Dana would have bet that most of those in attendance would have preferred to go home. But Yolanda had somehow composed herself and Kitty was nowhere in sight, and apparently the mourners had decided to continue this charade to the end.
At Yolanda’s direction, Premiere Parties had arranged an eight-course degustation of Vincent’s favorite dishes: antipasti, osso buco, pasta vongole, and other items Dana did not recognize and would not eat, certainly not at noon and definitely not while surrounded by the sickish scent of lilies that Yolanda insisted be hauled from the grave and distributed around the banquet room.
As soon as Dana had seen Kitty’s compelling display of sorrow at Vincent’s casket, she knew she must talk to Lauren. It was too hard to believe that Kitty had pulled the trigger.
Between the fourth and fifth courses, Dana leaned across Steven and caught Lauren’s eye and asked if she needed to use the ladies’ room.
The men half stood as the women got up because they knew their wives peed with each other. They’d long ago given up stupid jokes about that.

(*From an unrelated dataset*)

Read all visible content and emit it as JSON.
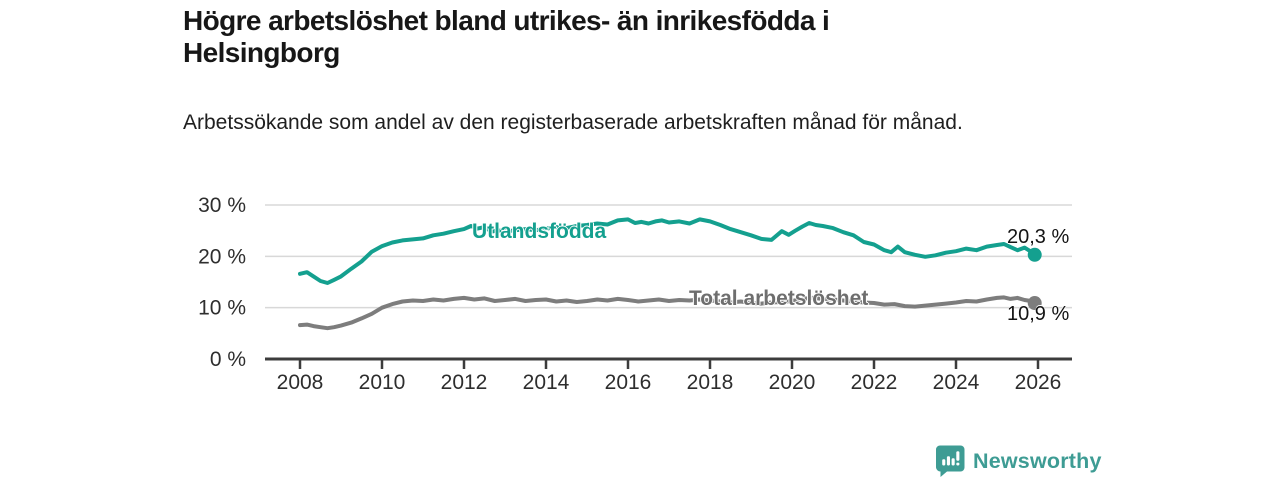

Not surprisingly, the ladies’ room was decorated in black, red, and gold. Dana knew Kitty would have been horrified, that she would have held the event at a place with a less boisterous color palette.
Then she remembered that Yolanda was not Kitty and this wasn’t a party.
“Well, this has been positively awful,” Lauren said once they were inside. “Who ever expected Kitty would show up?” She seemed more demure than usual.
“Vincent was her husband almost thirty years,” Dana said. “He was Marvin and Elise’s father.”
Lauren offered no response.
Dana went to the vanity and set down her purse. She straightened her hair, which had been confined under her small hat. She adjusted the collar of her deep pewter weskit. It was easier to straighten and adjust, after all, than to address what needed addressing.
“Lauren,” she said, eyes transfixed by the mirror. “I need to know about you and Vincent.”
Lauren took a step back the way everyone had at the grave when they thought Kitty would shoot them all, too. Dana thought if she were closer she might see Lauren grow pale; she might witness the pinkness drain from Lauren’s forehead the way the blood in an IV bottle empties during a transfusion.
She’s going to deny it, Dana surmised.
But Lauren regained her footing and tightened the ribbon that held back her hair. “Oh, Dana,” she said with a bewildered smile. “His dick was the size of an Italian flagpole.”